Cross-Talk Reduction
Zhong-Qiu Wang, Anurag Kumar, Shinji Watanabe
TL;DR
The paper introduces cross-talk reduction (CTR) and a neural solution, CTRnet, to extract clean close-talk speech from jointly recorded close-talk and far-field mixtures. It presents an unsupervised training framework that first estimates each speaker’s close-talk speech $Z(c)$ and then uses forward convolutive prediction (FCP) to model and cancel cross-talk across microphones, with a mixture-constraint loss guiding the DNN to realistic reconstructions. A weakly-supervised extension leverages speaker-activity timestamps to mute non-speech frames during training and to incorporate a speaker-activity loss, improving robustness on real data. Evaluations on simulated SMS-WSJ-FF-CT and real CHiME-7 data show substantial gains in SI-SDR/SDR and DA-WER, respectively, demonstrating the method’s practicality and potential for enabling supervision and evaluation of far-field separation with cross-talk-robust close-talk signals. Overall, CTRnet offers a scalable, data-efficient approach to cross-talk reduction in distributed microphone setups, with implications for ASR and annotation workflows.
Abstract
While far-field multi-talker mixtures are recorded, each speaker can wear a close-talk microphone so that close-talk mixtures can be recorded at the same time.
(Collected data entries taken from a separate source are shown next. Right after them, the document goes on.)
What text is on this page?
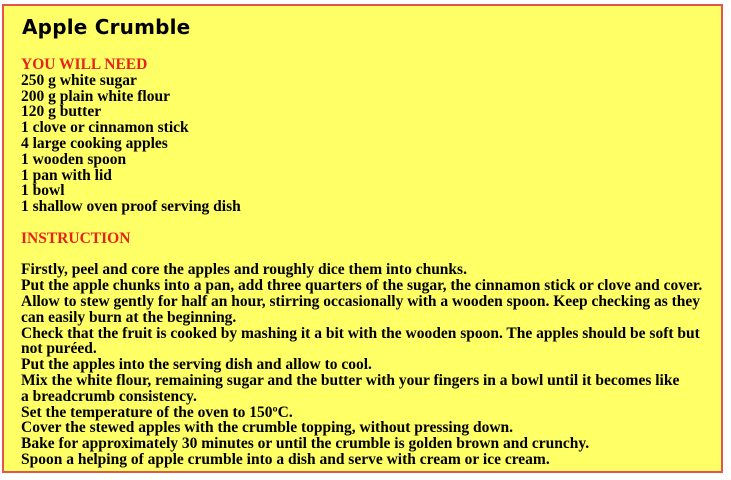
Apple Crumble
YOU WILL NEED
250 g white sugar
200 g plain white flour
120 g butter
1 clove or cinnamon stick
4 large cooking apples
1 wooden spoon
1 pan with lid
1 bowl
1 shallow oven proof serving dish
INSTRUCTION
Firstly, peel and core the apples and roughly dice them into chunks.
Put the apple chunks into a pan, add three quarters of the sugar, the cinnamon stick or clove and cover.
Allow to stew gently for half an hour, stirring occasionally with a wooden spoon. Keep checking as they
can easily burn at the beginning.
Check that the fruit is cooked by mashing it a bit with the wooden spoon. The apples should be soft but
not puréed.
Put the apples into the serving dish and allow to cool.
Mix the white flour, remaining sugar and the butter with your fingers in a bowl until it becomes like
a breadcrumb consistency.
Set the temperature of the oven to 150ºC.
Cover the stewed apples with the crumble topping, without pressing down.
Bake for approximately 30 minutes or until the crumble is golden brown and crunchy.
Spoon a helping of apple crumble into a dish and serve with cream or ice cream.
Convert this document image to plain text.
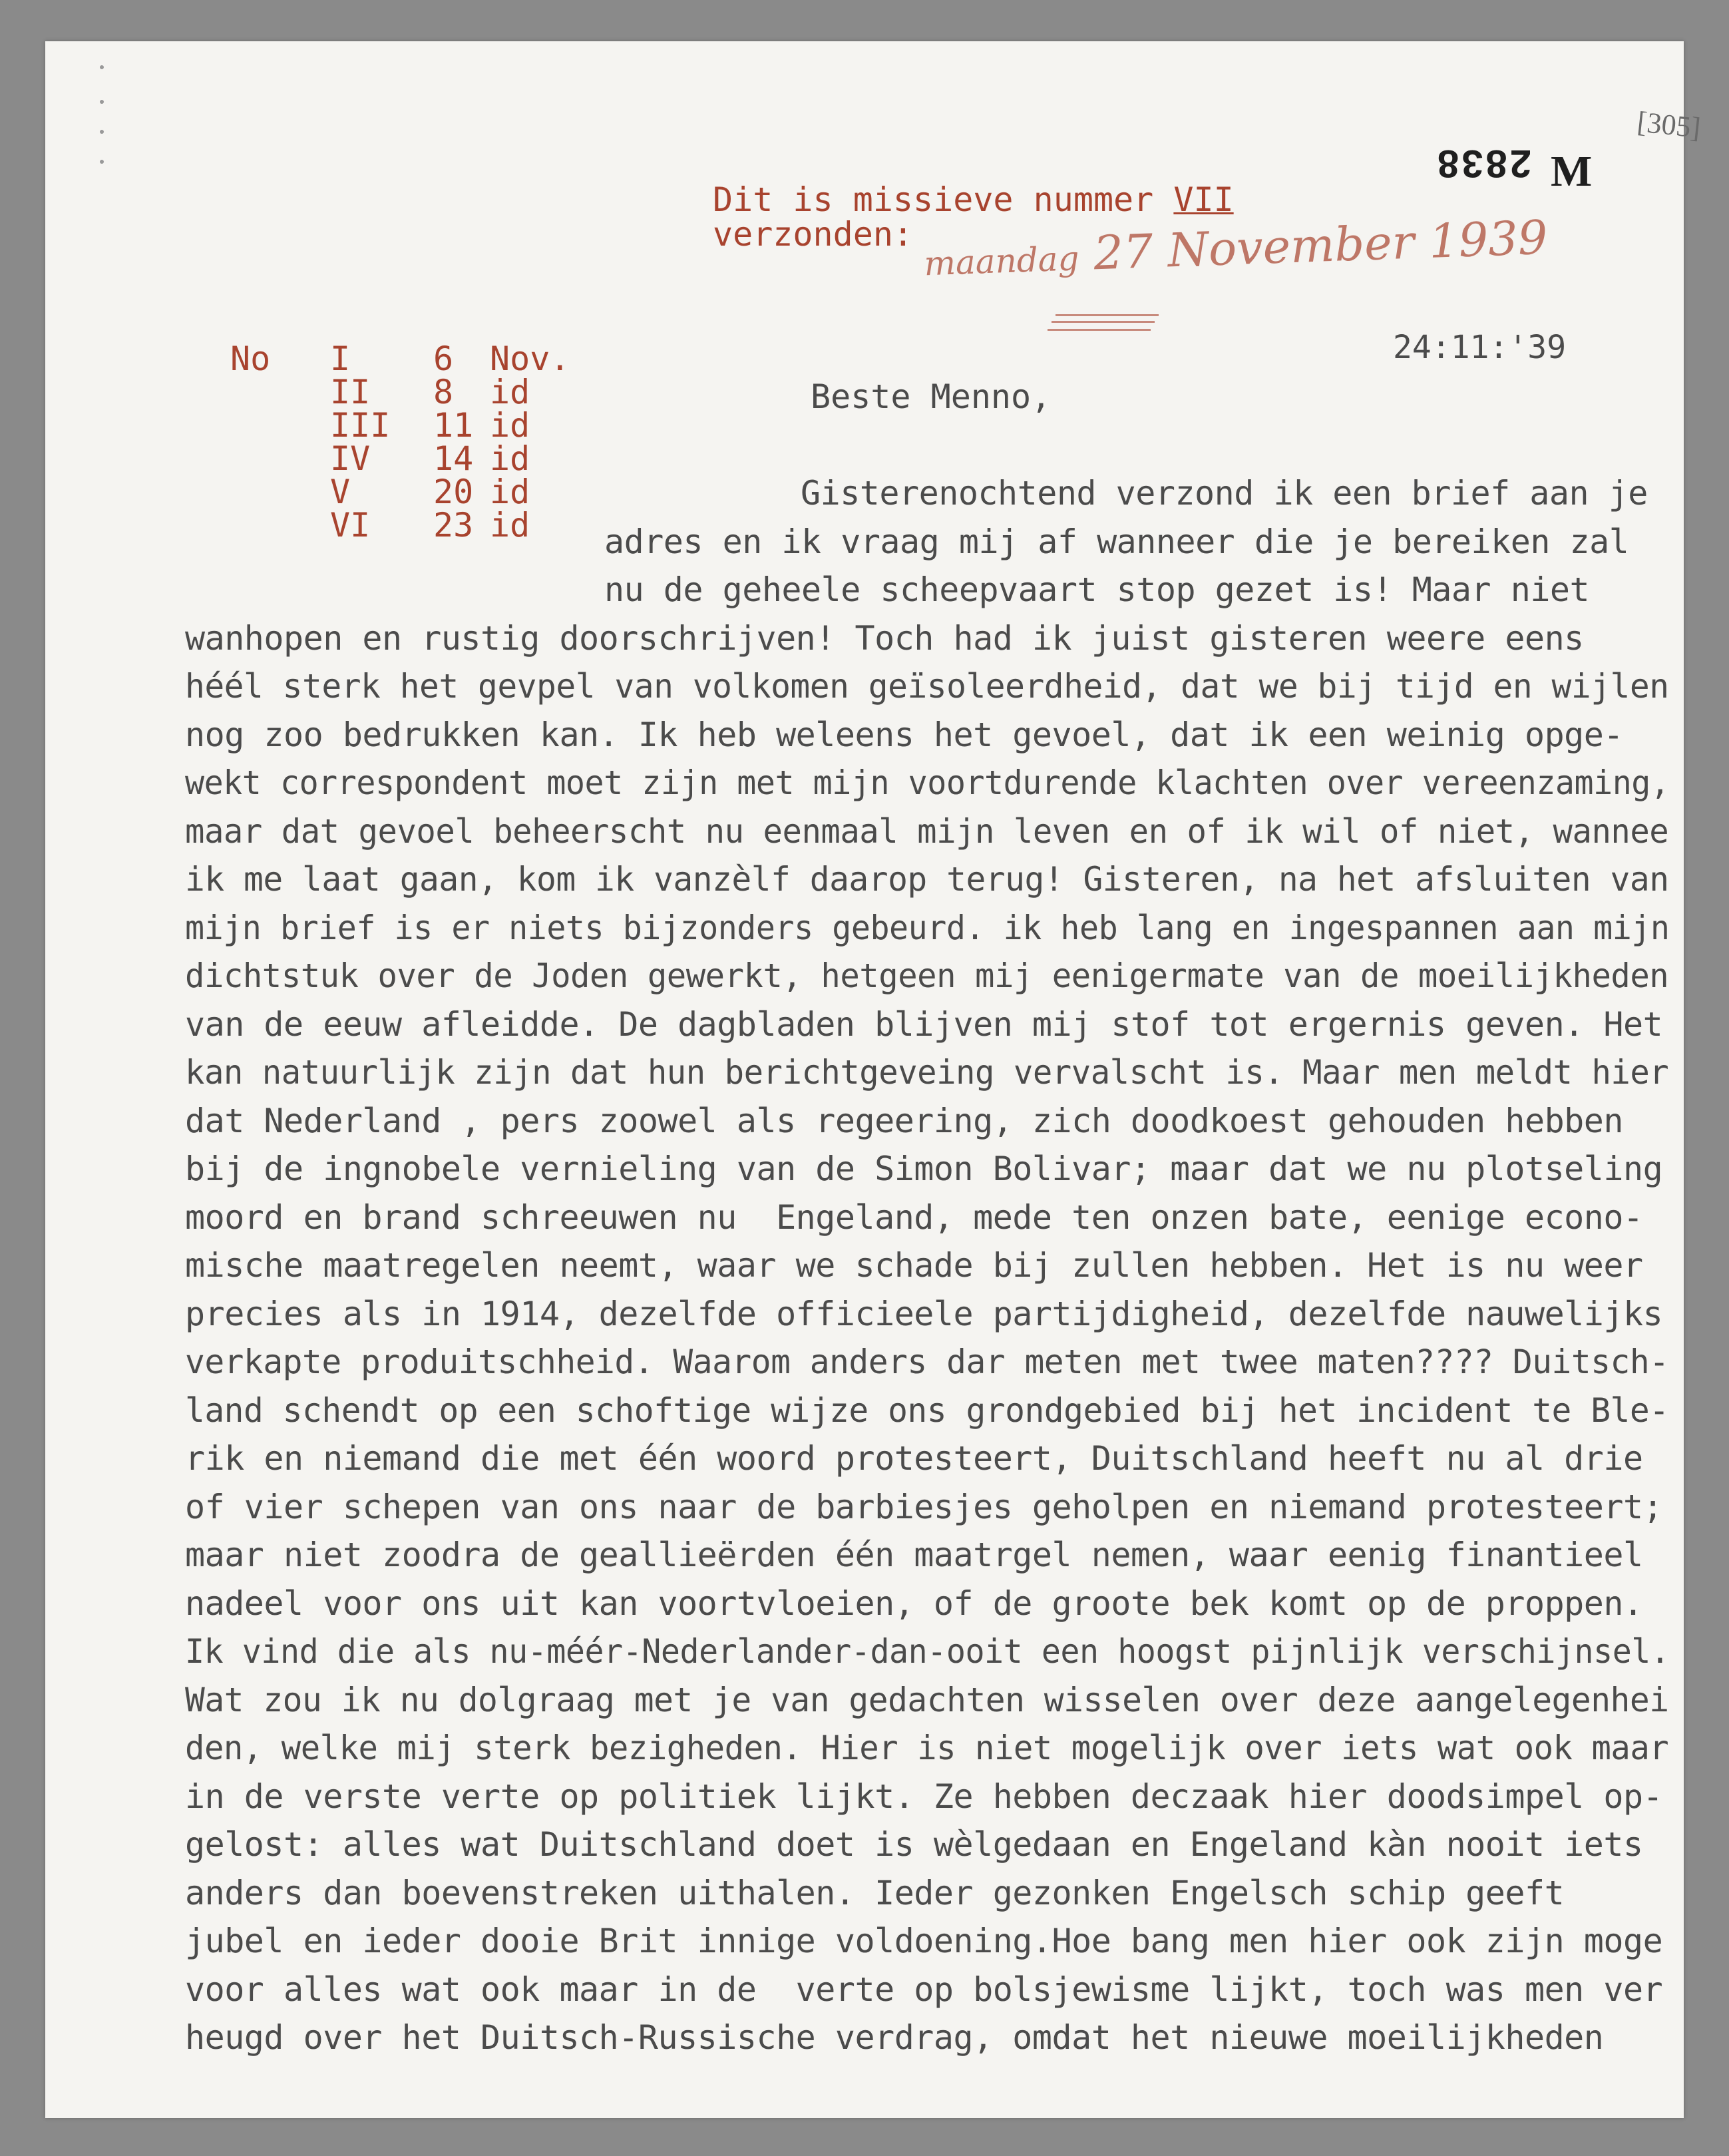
[305]
2838 M
Dit is missieve nummer VII
verzonden:
maandag 27 November 1939
24:11:'39
No I 6 Nov.
II 8 id
III 11 id
IV 14 id
V 20 id
VI 23 id
Beste Menno,
Gisterenochtend verzond ik een brief aan je
adres en ik vraag mij af wanneer die je bereiken zal
nu de geheele scheepvaart stop gezet is! Maar niet
wanhopen en rustig doorschrijven! Toch had ik juist gisteren weere eens
héél sterk het gevpel van volkomen geïsoleerdheid, dat we bij tijd en wijlen
nog zoo bedrukken kan. Ik heb weleens het gevoel, dat ik een weinig opge-
wekt correspondent moet zijn met mijn voortdurende klachten over vereenzaming,
maar dat gevoel beheerscht nu eenmaal mijn leven en of ik wil of niet, wannee
ik me laat gaan, kom ik vanzèlf daarop terug! Gisteren, na het afsluiten van
mijn brief is er niets bijzonders gebeurd. ik heb lang en ingespannen aan mijn
dichtstuk over de Joden gewerkt, hetgeen mij eenigermate van de moeilijkheden
van de eeuw afleidde. De dagbladen blijven mij stof tot ergernis geven. Het
kan natuurlijk zijn dat hun berichtgeveing vervalscht is. Maar men meldt hier
dat Nederland , pers zoowel als regeering, zich doodkoest gehouden hebben
bij de ingnobele vernieling van de Simon Bolivar; maar dat we nu plotseling
moord en brand schreeuwen nu  Engeland, mede ten onzen bate, eenige econo-
mische maatregelen neemt, waar we schade bij zullen hebben. Het is nu weer
precies als in 1914, dezelfde officieele partijdigheid, dezelfde nauwelijks
verkapte produitschheid. Waarom anders dar meten met twee maten???? Duitsch-
land schendt op een schoftige wijze ons grondgebied bij het incident te Ble-
rik en niemand die met één woord protesteert, Duitschland heeft nu al drie
of vier schepen van ons naar de barbiesjes geholpen en niemand protesteert;
maar niet zoodra de geallieërden één maatrgel nemen, waar eenig finantieel
nadeel voor ons uit kan voortvloeien, of de groote bek komt op de proppen.
Ik vind die als nu-méér-Nederlander-dan-ooit een hoogst pijnlijk verschijnsel.
Wat zou ik nu dolgraag met je van gedachten wisselen over deze aangelegenhei
den, welke mij sterk bezigheden. Hier is niet mogelijk over iets wat ook maar
in de verste verte op politiek lijkt. Ze hebben deczaak hier doodsimpel op-
gelost: alles wat Duitschland doet is wèlgedaan en Engeland kàn nooit iets
anders dan boevenstreken uithalen. Ieder gezonken Engelsch schip geeft
jubel en ieder dooie Brit innige voldoening.Hoe bang men hier ook zijn moge
voor alles wat ook maar in de  verte op bolsjewisme lijkt, toch was men ver
heugd over het Duitsch-Russische verdrag, omdat het nieuwe moeilijkheden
Although each close-talk mixture has a high signal-to-noise ratio (SNR) of the wearer, it has a very limited range of applications, as it also contains significant cross-talk speech by other speakers and is not clean enough. In this context, we propose a novel task named cross-talk reduction (CTR) which aims at reducing cross-talk speech, and a novel solution named CTRnet which is based on unsupervised or weakly-supervised neural speech separation. In unsupervised CTRnet, close-talk and far-field mixtures are stacked as input for a DNN to estimate the close-talk speech of each speaker. It is trained in an unsupervised, discriminative way such that the DNN estimate for each speaker can be linearly filtered to cancel out the speaker's cross-talk speech captured at other microphones. In weakly-supervised CTRnet, we assume the availability of each speaker's activity timestamps during training, and leverage them to improve the training of unsupervised CTRnet. Evaluation results on a simulated two-speaker CTR task and on a real-recorded conversational speech separation and recognition task show the effectiveness and potential of CTRnet.